Häufige Fragen zur Beantragung

Muss ich den Antrag vor der Entlassung stellen?

Das ist empfehlenswert, aber nicht immer möglich. Wenn die Notwendigkeit erst zu Hause sichtbar wird, wenden Sie sich sofort an die Krankenkasse und an die behandelnde Praxis. Je früher die Unterlagen vorliegen, desto eher kann die Hilfe beginnen.

Kann ein Angehöriger als Haushaltshilfe bezahlt werden?

Das hängt von der Krankenkasse und vom Verwandtschaftsgrad ab. Für nahe Angehörige, die im selben Haushalt leben, gelten häufig besondere Regeln. Manche Kassen erstatten in bestimmten Fällen Fahrtkosten oder Verdienstausfall, statt eine reguläre Vergütung zu zahlen. Lassen Sie sich den Einzelfall vorab bestätigen.

Wie lange wird eine Haushaltshilfe bewilligt?

Die Dauer richtet sich nach der medizinischen Notwendigkeit und den Satzungsregeln der Krankenkasse. Nach einem unkomplizierten Eingriff kann eine kurze Hilfe genügen.
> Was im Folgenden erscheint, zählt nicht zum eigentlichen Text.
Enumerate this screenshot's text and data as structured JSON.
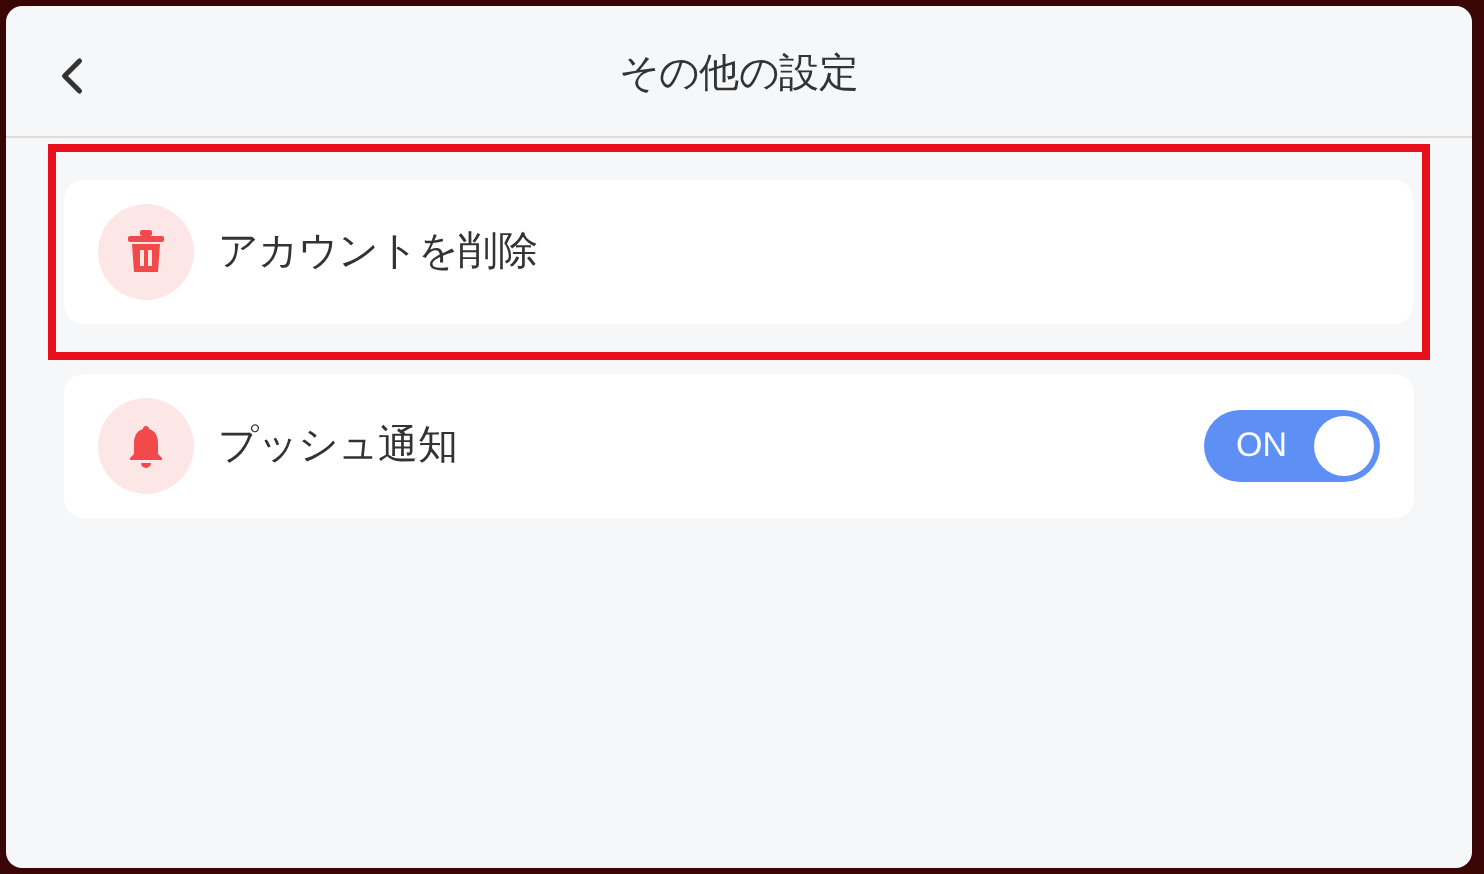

Nach einer schweren Operation, bei kleinen Kindern oder fehlender Unterstützung im Umfeld kann ein längerer Zeitraum begründet sein.

Eine gute Entlassung beginnt nicht an der Wohnungstür, sondern mit einem Plan für die ersten Tage zu Hause. Wer den Bedarf offen anspricht, die Krankenkasse früh einbindet und Hilfe passend organisiert, schafft Raum für das, was nach dem Krankenhaus wirklich Vorrang hat: in Ruhe wieder zu Kräften zu kommen.